Just before I start, there are a couple of points I want to run through. Firstly, there is the choice of words. Speech Therapists all tend to use big and little. However, parents and nursery staff often use big and small. It really doesn’t matter which words you use, as long as you stick to the same ones once you have started! Little or small is fine. However I wouldn’t start with miniscule or huge!
The second point is about how we teach the concepts. It is seen as best practise to teach one concept at a time. So you would just teach big and if you need to talk about little, you would call the item not big. Then you would move onto little. I personally find that at the point when you are teaching big and little the child often isn’t secure with negatives. So if you say not big, they won’t understand the not and will find the big item. You then have no differentiation between big and not big. As such I teach big and little together. You can concentrate on one more than the other first, but I would use the words big and little. You need to make sure that the child understands the concepts first before they will start using them.
- Real objects: I start with some real objects – anything you can find with a big and little version. Lets say you have a big and little teddy. Put both teddies in front of the child. Introduce them and say something like – This teddy is big (emphasise the word big and hold your arms out as you say it to give visual support) and this one is little (again emphasise little and hold your fingers up with a small gap between them). Then ask for one of the teddies – “Can I have big teddy”.
- 2 step instructions. You can make the above task harder by either adding another set of items or by asking the child to put the teddy on something. Then the child has to understand the 2 words to correctly follow the instruction. Be careful not to add too many new elements as you may be making the instruction too hard. For more information about key words read this post.
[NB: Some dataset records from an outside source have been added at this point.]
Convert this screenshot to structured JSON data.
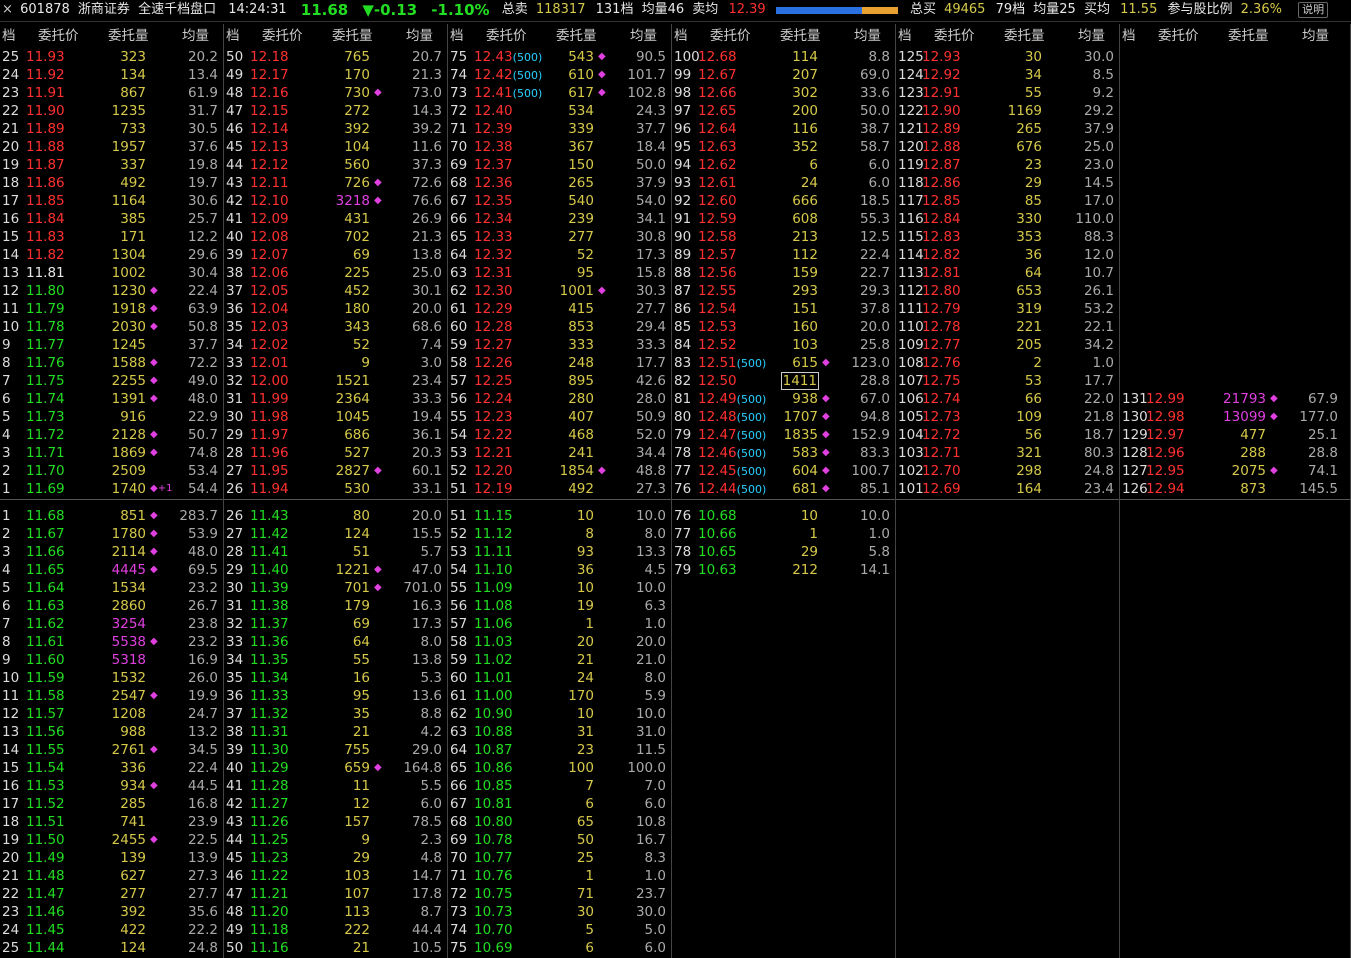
{
  "topbar": {
    "close": "×",
    "code": "601878",
    "name": "浙商证券",
    "title": "全速千档盘口",
    "time": "14:24:31",
    "price": "11.68",
    "change": "▼-0.13",
    "pct": "-1.10%",
    "sell_label": "总卖",
    "sell_total": "118317",
    "sell_levels": "131档",
    "sell_avg_label": "均量46",
    "sell_avg_price_label": "卖均",
    "sell_avg_price": "12.39",
    "buy_label": "总买",
    "buy_total": "49465",
    "buy_levels": "79档",
    "buy_avg_label": "均量25",
    "buy_avg_price_label": "买均",
    "buy_avg_price": "11.55",
    "ratio_label": "参与股比例",
    "ratio": "2.36%",
    "help_button": "说明",
    "bar_buy_fraction": 0.71
  },
  "headers": {
    "level": "档",
    "price": "委托价",
    "qty": "委托量",
    "avg": "均量"
  },
  "colors": {
    "up": "#ff3030",
    "down": "#22dd22",
    "flat": "#e8e8e8",
    "qty": "#d6c94a",
    "big": "#e040e0"
  },
  "asks": [
    [
      "25",
      "11.93",
      "323",
      "20.2",
      ""
    ],
    [
      "24",
      "11.92",
      "134",
      "13.4",
      ""
    ],
    [
      "23",
      "11.91",
      "867",
      "61.9",
      ""
    ],
    [
      "22",
      "11.90",
      "1235",
      "31.7",
      ""
    ],
    [
      "21",
      "11.89",
      "733",
      "30.5",
      ""
    ],
    [
      "20",
      "11.88",
      "1957",
      "37.6",
      ""
    ],
    [
      "19",
      "11.87",
      "337",
      "19.8",
      ""
    ],
    [
      "18",
      "11.86",
      "492",
      "19.7",
      ""
    ],
    [
      "17",
      "11.85",
      "1164",
      "30.6",
      ""
    ],
    [
      "16",
      "11.84",
      "385",
      "25.7",
      ""
    ],
    [
      "15",
      "11.83",
      "171",
      "12.2",
      ""
    ],
    [
      "14",
      "11.82",
      "1304",
      "29.6",
      ""
    ],
    [
      "13",
      "11.81",
      "1002",
      "30.4",
      ""
    ],
    [
      "12",
      "11.80",
      "1230",
      "22.4",
      "◆"
    ],
    [
      "11",
      "11.79",
      "1918",
      "63.9",
      "◆"
    ],
    [
      "10",
      "11.78",
      "2030",
      "50.8",
      "◆"
    ],
    [
      "9",
      "11.77",
      "1245",
      "37.7",
      ""
    ],
    [
      "8",
      "11.76",
      "1588",
      "72.2",
      "◆"
    ],
    [
      "7",
      "11.75",
      "2255",
      "49.0",
      "◆"
    ],
    [
      "6",
      "11.74",
      "1391",
      "48.0",
      "◆"
    ],
    [
      "5",
      "11.73",
      "916",
      "22.9",
      ""
    ],
    [
      "4",
      "11.72",
      "2128",
      "50.7",
      "◆"
    ],
    [
      "3",
      "11.71",
      "1869",
      "74.8",
      "◆"
    ],
    [
      "2",
      "11.70",
      "2509",
      "53.4",
      ""
    ],
    [
      "1",
      "11.69",
      "1740",
      "54.4",
      "◆+1"
    ],
    [
      "50",
      "12.18",
      "765",
      "20.7",
      ""
    ],
    [
      "49",
      "12.17",
      "170",
      "21.3",
      ""
    ],
    [
      "48",
      "12.16",
      "730",
      "73.0",
      "◆"
    ],
    [
      "47",
      "12.15",
      "272",
      "14.3",
      ""
    ],
    [
      "46",
      "12.14",
      "392",
      "39.2",
      ""
    ],
    [
      "45",
      "12.13",
      "104",
      "11.6",
      ""
    ],
    [
      "44",
      "12.12",
      "560",
      "37.3",
      ""
    ],
    [
      "43",
      "12.11",
      "726",
      "72.6",
      "◆"
    ],
    [
      "42",
      "12.10",
      "3218",
      "76.6",
      "◆"
    ],
    [
      "41",
      "12.09",
      "431",
      "26.9",
      ""
    ],
    [
      "40",
      "12.08",
      "702",
      "21.3",
      ""
    ],
    [
      "39",
      "12.07",
      "69",
      "13.8",
      ""
    ],
    [
      "38",
      "12.06",
      "225",
      "25.0",
      ""
    ],
    [
      "37",
      "12.05",
      "452",
      "30.1",
      ""
    ],
    [
      "36",
      "12.04",
      "180",
      "20.0",
      ""
    ],
    [
      "35",
      "12.03",
      "343",
      "68.6",
      ""
    ],
    [
      "34",
      "12.02",
      "52",
      "7.4",
      ""
    ],
    [
      "33",
      "12.01",
      "9",
      "3.0",
      ""
    ],
    [
      "32",
      "12.00",
      "1521",
      "23.4",
      ""
    ],
    [
      "31",
      "11.99",
      "2364",
      "33.3",
      ""
    ],
    [
      "30",
      "11.98",
      "1045",
      "19.4",
      ""
    ],
    [
      "29",
      "11.97",
      "686",
      "36.1",
      ""
    ],
    [
      "28",
      "11.96",
      "527",
      "20.3",
      ""
    ],
    [
      "27",
      "11.95",
      "2827",
      "60.1",
      "◆"
    ],
    [
      "26",
      "11.94",
      "530",
      "33.1",
      ""
    ],
    [
      "75",
      "12.43",
      "543",
      "90.5",
      "◆",
      "500"
    ],
    [
      "74",
      "12.42",
      "610",
      "101.7",
      "◆",
      "500"
    ],
    [
      "73",
      "12.41",
      "617",
      "102.8",
      "◆",
      "500"
    ],
    [
      "72",
      "12.40",
      "534",
      "24.3",
      ""
    ],
    [
      "71",
      "12.39",
      "339",
      "37.7",
      ""
    ],
    [
      "70",
      "12.38",
      "367",
      "18.4",
      ""
    ],
    [
      "69",
      "12.37",
      "150",
      "50.0",
      ""
    ],
    [
      "68",
      "12.36",
      "265",
      "37.9",
      ""
    ],
    [
      "67",
      "12.35",
      "540",
      "54.0",
      ""
    ],
    [
      "66",
      "12.34",
      "239",
      "34.1",
      ""
    ],
    [
      "65",
      "12.33",
      "277",
      "30.8",
      ""
    ],
    [
      "64",
      "12.32",
      "52",
      "17.3",
      ""
    ],
    [
      "63",
      "12.31",
      "95",
      "15.8",
      ""
    ],
    [
      "62",
      "12.30",
      "1001",
      "30.3",
      "◆"
    ],
    [
      "61",
      "12.29",
      "415",
      "27.7",
      ""
    ],
    [
      "60",
      "12.28",
      "853",
      "29.4",
      ""
    ],
    [
      "59",
      "12.27",
      "333",
      "33.3",
      ""
    ],
    [
      "58",
      "12.26",
      "248",
      "17.7",
      ""
    ],
    [
      "57",
      "12.25",
      "895",
      "42.6",
      ""
    ],
    [
      "56",
      "12.24",
      "280",
      "28.0",
      ""
    ],
    [
      "55",
      "12.23",
      "407",
      "50.9",
      ""
    ],
    [
      "54",
      "12.22",
      "468",
      "52.0",
      ""
    ],
    [
      "53",
      "12.21",
      "241",
      "34.4",
      ""
    ],
    [
      "52",
      "12.20",
      "1854",
      "48.8",
      "◆"
    ],
    [
      "51",
      "12.19",
      "492",
      "27.3",
      ""
    ],
    [
      "100",
      "12.68",
      "114",
      "8.8",
      ""
    ],
    [
      "99",
      "12.67",
      "207",
      "69.0",
      ""
    ],
    [
      "98",
      "12.66",
      "302",
      "33.6",
      ""
    ],
    [
      "97",
      "12.65",
      "200",
      "50.0",
      ""
    ],
    [
      "96",
      "12.64",
      "116",
      "38.7",
      ""
    ],
    [
      "95",
      "12.63",
      "352",
      "58.7",
      ""
    ],
    [
      "94",
      "12.62",
      "6",
      "6.0",
      ""
    ],
    [
      "93",
      "12.61",
      "24",
      "6.0",
      ""
    ],
    [
      "92",
      "12.60",
      "666",
      "18.5",
      ""
    ],
    [
      "91",
      "12.59",
      "608",
      "55.3",
      ""
    ],
    [
      "90",
      "12.58",
      "213",
      "12.5",
      ""
    ],
    [
      "89",
      "12.57",
      "112",
      "22.4",
      ""
    ],
    [
      "88",
      "12.56",
      "159",
      "22.7",
      ""
    ],
    [
      "87",
      "12.55",
      "293",
      "29.3",
      ""
    ],
    [
      "86",
      "12.54",
      "151",
      "37.8",
      ""
    ],
    [
      "85",
      "12.53",
      "160",
      "20.0",
      ""
    ],
    [
      "84",
      "12.52",
      "103",
      "25.8",
      ""
    ],
    [
      "83",
      "12.51",
      "615",
      "123.0",
      "◆",
      "500"
    ],
    [
      "82",
      "12.50",
      "1411",
      "28.8",
      "",
      "",
      "hl"
    ],
    [
      "81",
      "12.49",
      "938",
      "67.0",
      "◆",
      "500"
    ],
    [
      "80",
      "12.48",
      "1707",
      "94.8",
      "◆",
      "500"
    ],
    [
      "79",
      "12.47",
      "1835",
      "152.9",
      "◆",
      "500"
    ],
    [
      "78",
      "12.46",
      "583",
      "83.3",
      "◆",
      "500"
    ],
    [
      "77",
      "12.45",
      "604",
      "100.7",
      "◆",
      "500"
    ],
    [
      "76",
      "12.44",
      "681",
      "85.1",
      "◆",
      "500"
    ],
    [
      "125",
      "12.93",
      "30",
      "30.0",
      ""
    ],
    [
      "124",
      "12.92",
      "34",
      "8.5",
      ""
    ],
    [
      "123",
      "12.91",
      "55",
      "9.2",
      ""
    ],
    [
      "122",
      "12.90",
      "1169",
      "29.2",
      ""
    ],
    [
      "121",
      "12.89",
      "265",
      "37.9",
      ""
    ],
    [
      "120",
      "12.88",
      "676",
      "25.0",
      ""
    ],
    [
      "119",
      "12.87",
      "23",
      "23.0",
      ""
    ],
    [
      "118",
      "12.86",
      "29",
      "14.5",
      ""
    ],
    [
      "117",
      "12.85",
      "85",
      "17.0",
      ""
    ],
    [
      "116",
      "12.84",
      "330",
      "110.0",
      ""
    ],
    [
      "115",
      "12.83",
      "353",
      "88.3",
      ""
    ],
    [
      "114",
      "12.82",
      "36",
      "12.0",
      ""
    ],
    [
      "113",
      "12.81",
      "64",
      "10.7",
      ""
    ],
    [
      "112",
      "12.80",
      "653",
      "26.1",
      ""
    ],
    [
      "111",
      "12.79",
      "319",
      "53.2",
      ""
    ],
    [
      "110",
      "12.78",
      "221",
      "22.1",
      ""
    ],
    [
      "109",
      "12.77",
      "205",
      "34.2",
      ""
    ],
    [
      "108",
      "12.76",
      "2",
      "1.0",
      ""
    ],
    [
      "107",
      "12.75",
      "53",
      "17.7",
      ""
    ],
    [
      "106",
      "12.74",
      "66",
      "22.0",
      ""
    ],
    [
      "105",
      "12.73",
      "109",
      "21.8",
      ""
    ],
    [
      "104",
      "12.72",
      "56",
      "18.7",
      ""
    ],
    [
      "103",
      "12.71",
      "321",
      "80.3",
      ""
    ],
    [
      "102",
      "12.70",
      "298",
      "24.8",
      ""
    ],
    [
      "101",
      "12.69",
      "164",
      "23.4",
      ""
    ],
    [
      "131",
      "12.99",
      "21793",
      "67.9",
      "◆"
    ],
    [
      "130",
      "12.98",
      "13099",
      "177.0",
      "◆"
    ],
    [
      "129",
      "12.97",
      "477",
      "25.1",
      ""
    ],
    [
      "128",
      "12.96",
      "288",
      "28.8",
      ""
    ],
    [
      "127",
      "12.95",
      "2075",
      "74.1",
      "◆"
    ],
    [
      "126",
      "12.94",
      "873",
      "145.5",
      ""
    ]
  ],
  "bids": [
    [
      "1",
      "11.68",
      "851",
      "283.7",
      "◆"
    ],
    [
      "2",
      "11.67",
      "1780",
      "53.9",
      "◆"
    ],
    [
      "3",
      "11.66",
      "2114",
      "48.0",
      "◆"
    ],
    [
      "4",
      "11.65",
      "4445",
      "69.5",
      "◆"
    ],
    [
      "5",
      "11.64",
      "1534",
      "23.2",
      ""
    ],
    [
      "6",
      "11.63",
      "2860",
      "26.7",
      ""
    ],
    [
      "7",
      "11.62",
      "3254",
      "23.8",
      ""
    ],
    [
      "8",
      "11.61",
      "5538",
      "23.2",
      "◆"
    ],
    [
      "9",
      "11.60",
      "5318",
      "16.9",
      ""
    ],
    [
      "10",
      "11.59",
      "1532",
      "26.0",
      ""
    ],
    [
      "11",
      "11.58",
      "2547",
      "19.9",
      "◆"
    ],
    [
      "12",
      "11.57",
      "1208",
      "24.7",
      ""
    ],
    [
      "13",
      "11.56",
      "988",
      "13.2",
      ""
    ],
    [
      "14",
      "11.55",
      "2761",
      "34.5",
      "◆"
    ],
    [
      "15",
      "11.54",
      "336",
      "22.4",
      ""
    ],
    [
      "16",
      "11.53",
      "934",
      "44.5",
      "◆"
    ],
    [
      "17",
      "11.52",
      "285",
      "16.8",
      ""
    ],
    [
      "18",
      "11.51",
      "741",
      "23.9",
      ""
    ],
    [
      "19",
      "11.50",
      "2455",
      "22.5",
      "◆"
    ],
    [
      "20",
      "11.49",
      "139",
      "13.9",
      ""
    ],
    [
      "21",
      "11.48",
      "627",
      "27.3",
      ""
    ],
    [
      "22",
      "11.47",
      "277",
      "27.7",
      ""
    ],
    [
      "23",
      "11.46",
      "392",
      "35.6",
      ""
    ],
    [
      "24",
      "11.45",
      "422",
      "22.2",
      ""
    ],
    [
      "25",
      "11.44",
      "124",
      "24.8",
      ""
    ],
    [
      "26",
      "11.43",
      "80",
      "20.0",
      ""
    ],
    [
      "27",
      "11.42",
      "124",
      "15.5",
      ""
    ],
    [
      "28",
      "11.41",
      "51",
      "5.7",
      ""
    ],
    [
      "29",
      "11.40",
      "1221",
      "47.0",
      "◆"
    ],
    [
      "30",
      "11.39",
      "701",
      "701.0",
      "◆"
    ],
    [
      "31",
      "11.38",
      "179",
      "16.3",
      ""
    ],
    [
      "32",
      "11.37",
      "69",
      "17.3",
      ""
    ],
    [
      "33",
      "11.36",
      "64",
      "8.0",
      ""
    ],
    [
      "34",
      "11.35",
      "55",
      "13.8",
      ""
    ],
    [
      "35",
      "11.34",
      "16",
      "5.3",
      ""
    ],
    [
      "36",
      "11.33",
      "95",
      "13.6",
      ""
    ],
    [
      "37",
      "11.32",
      "35",
      "8.8",
      ""
    ],
    [
      "38",
      "11.31",
      "21",
      "4.2",
      ""
    ],
    [
      "39",
      "11.30",
      "755",
      "29.0",
      ""
    ],
    [
      "40",
      "11.29",
      "659",
      "164.8",
      "◆"
    ],
    [
      "41",
      "11.28",
      "11",
      "5.5",
      ""
    ],
    [
      "42",
      "11.27",
      "12",
      "6.0",
      ""
    ],
    [
      "43",
      "11.26",
      "157",
      "78.5",
      ""
    ],
    [
      "44",
      "11.25",
      "9",
      "2.3",
      ""
    ],
    [
      "45",
      "11.23",
      "29",
      "4.8",
      ""
    ],
    [
      "46",
      "11.22",
      "103",
      "14.7",
      ""
    ],
    [
      "47",
      "11.21",
      "107",
      "17.8",
      ""
    ],
    [
      "48",
      "11.20",
      "113",
      "8.7",
      ""
    ],
    [
      "49",
      "11.18",
      "222",
      "44.4",
      ""
    ],
    [
      "50",
      "11.16",
      "21",
      "10.5",
      ""
    ],
    [
      "51",
      "11.15",
      "10",
      "10.0",
      ""
    ],
    [
      "52",
      "11.12",
      "8",
      "8.0",
      ""
    ],
    [
      "53",
      "11.11",
      "93",
      "13.3",
      ""
    ],
    [
      "54",
      "11.10",
      "36",
      "4.5",
      ""
    ],
    [
      "55",
      "11.09",
      "10",
      "10.0",
      ""
    ],
    [
      "56",
      "11.08",
      "19",
      "6.3",
      ""
    ],
    [
      "57",
      "11.06",
      "1",
      "1.0",
      ""
    ],
    [
      "58",
      "11.03",
      "20",
      "20.0",
      ""
    ],
    [
      "59",
      "11.02",
      "21",
      "21.0",
      ""
    ],
    [
      "60",
      "11.01",
      "24",
      "8.0",
      ""
    ],
    [
      "61",
      "11.00",
      "170",
      "5.9",
      ""
    ],
    [
      "62",
      "10.90",
      "10",
      "10.0",
      ""
    ],
    [
      "63",
      "10.88",
      "31",
      "31.0",
      ""
    ],
    [
      "64",
      "10.87",
      "23",
      "11.5",
      ""
    ],
    [
      "65",
      "10.86",
      "100",
      "100.0",
      ""
    ],
    [
      "66",
      "10.85",
      "7",
      "7.0",
      ""
    ],
    [
      "67",
      "10.81",
      "6",
      "6.0",
      ""
    ],
    [
      "68",
      "10.80",
      "65",
      "10.8",
      ""
    ],
    [
      "69",
      "10.78",
      "50",
      "16.7",
      ""
    ],
    [
      "70",
      "10.77",
      "25",
      "8.3",
      ""
    ],
    [
      "71",
      "10.76",
      "1",
      "1.0",
      ""
    ],
    [
      "72",
      "10.75",
      "71",
      "23.7",
      ""
    ],
    [
      "73",
      "10.73",
      "30",
      "30.0",
      ""
    ],
    [
      "74",
      "10.70",
      "5",
      "5.0",
      ""
    ],
    [
      "75",
      "10.69",
      "6",
      "6.0",
      ""
    ],
    [
      "76",
      "10.68",
      "10",
      "10.0",
      ""
    ],
    [
      "77",
      "10.66",
      "1",
      "1.0",
      ""
    ],
    [
      "78",
      "10.65",
      "29",
      "5.8",
      ""
    ],
    [
      "79",
      "10.63",
      "212",
      "14.1",
      ""
    ]
  ]
}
- Use pictures. Once the child understands the concept with real objects, you can move onto pictures. Make sure that there is a good differences between your big and little pictures. We want it to be obvious to the child which is which.
- Use books. Children’s books have lots of great examples of big and little characters. When both are shown on a page ask the child to find either the big or little character.
- Real life. Remember to use the words in everyday situations. If you are out walking, you can talk about the big trees or the little birds. Using the words in context will help secure the child’s understanding of the concepts.
- Wrong toy. When you ask for the big teddy, if the child gives you the other teddy you will need to correct them. Remember to keep it positive. Maybe say “Thank you, but this is the little teddy, I want the BIG teddy”. Remember to praise them when they get it correct. If they continue to select the wrong teddy, pick up the correct one and name it again.
- Not listening. Sometimes children will make errors because they aren’t listening or just want to play with the teddies. In this scenario I would ask the child to listen before giving the instructions and also I would hold the teddies up in front of the child. This gives you more control over the toys.
- Make it easier. If the child is making errors, check how many steps you have put in the instruction. If they are finding 2 step instructions tricky, take it back to just asking for the big or little teddy. When they are really secure at this level, you can move on.
What other ways do you teach big and little?